Bob Marley disse che «siamo talmente abituati a persone che ci prendono per il culo, che quando finalmente conosciamo qualcuno che è davvero sincero cerchiamo sempre qualcosa che non vada». La cosa che non va in Maurizio Sarri è, almeno per il momento, la Juventus. E’ lui stesso, alla sesta sconfitta stagionale, ad autodenunciarsi «in difficoltà, non riesco a far passare i concetti». E non funziona neppure il metro arbitrale europeo che lo spinge a una dichiarazione “socialmente” rischiosa: «In Italia ci sarebbero stati due rigori per noi. A livello europeo c’è un metro diverso, dobbiamo adeguarci».
Alle ammissioni del dopo-Lione potremmo aggiungere la frase che pronunciò al San Paolo, dal quale uscì battuto, poco gradita dalla tifoseria juventina: «Se proprio bisogna perdere, meglio che sia contro di loro».
Naif? Inadeguato? O più semplicemente onesto, sincero, diretto. Mi riesce naturale rispondere fedele a se stesso e quindi incapace di fingere, di cambiare a seconda dell’abito o della tuta che indossa.

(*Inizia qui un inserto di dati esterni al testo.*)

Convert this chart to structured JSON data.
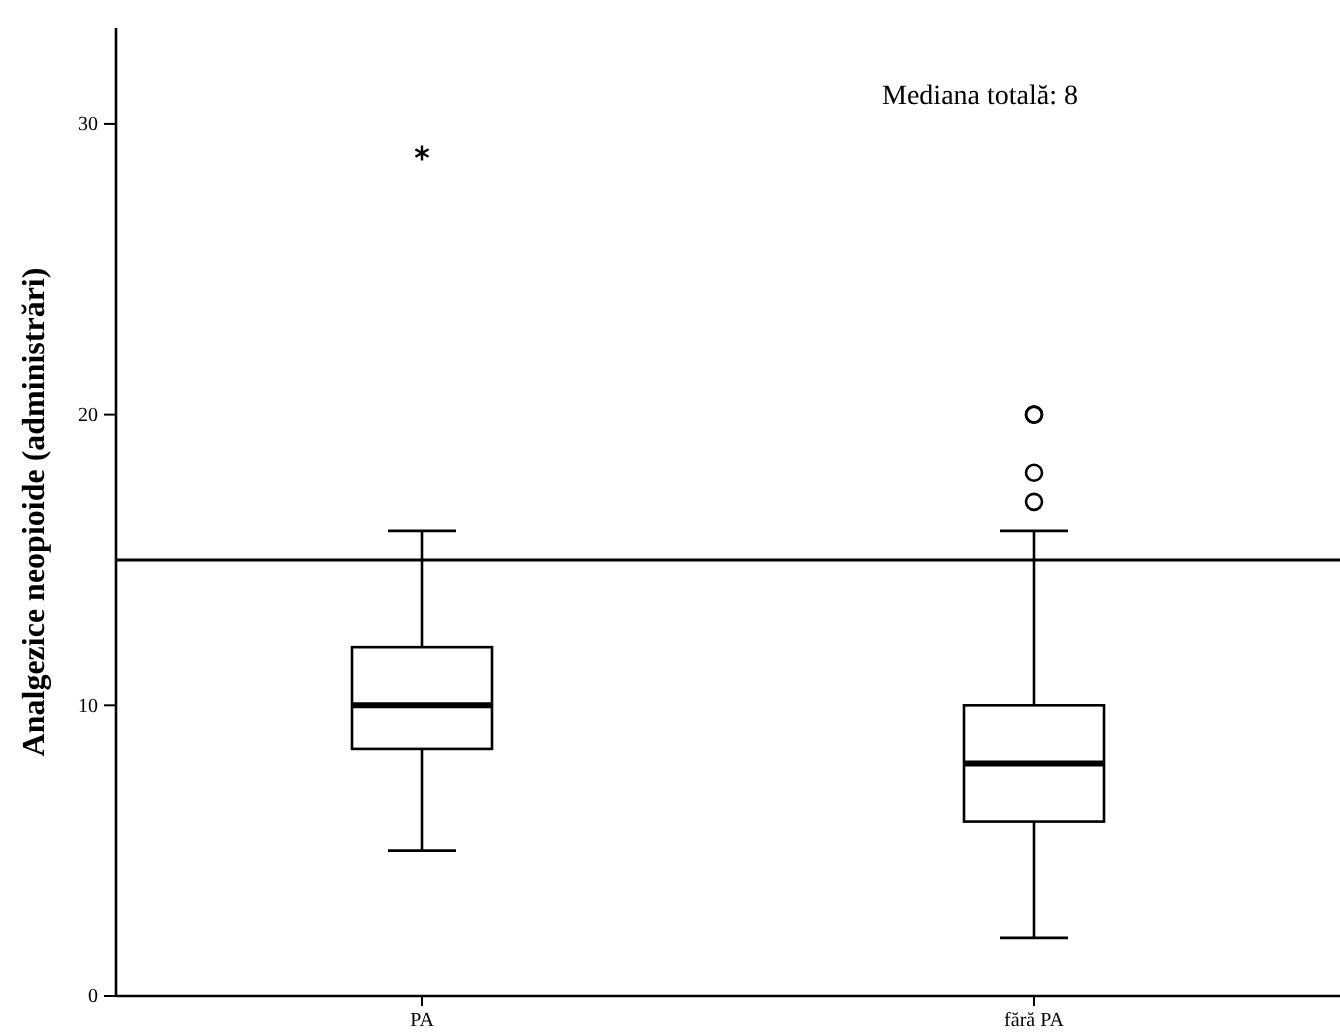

Sarri ha 61 anni, è nel calcio da sempre, è un uomo di buone letture e interessi, non un parvenu, parla un italiano ricco, non ci serve mai frasi fatte.
Ma si può essere sinceri fino all’autolesionismo, se si ha la fortuna di allenare la squadra più importante e vincente d’Italia e tra le top d’Europa?
È successo l’impensabile: il pensiero del professionista dell’informazione è arrivato a incrociarsi con quello dell’opinionista; peggio: del battitore dei social, segno di un’insolita quanto solleticante confusione. Siamo tutti psicologi. Forse non ci interessa tanto scoprire perché la Juventus gioca cosí male, perché l’allenatore è o sembra non all’altezza. Cerchiamo l’uomo. Missione degna d’altri scopi. Più alti.
Forse basterebbe ricorrere al passato, alla storia, ai cosiddetti precedenti. La supposta novità del gioco, il lungo viaggio nel calcio minore, l’improvvisa scoperta della sua genialità toscaneggiante non vi fanno pensare a Orrico?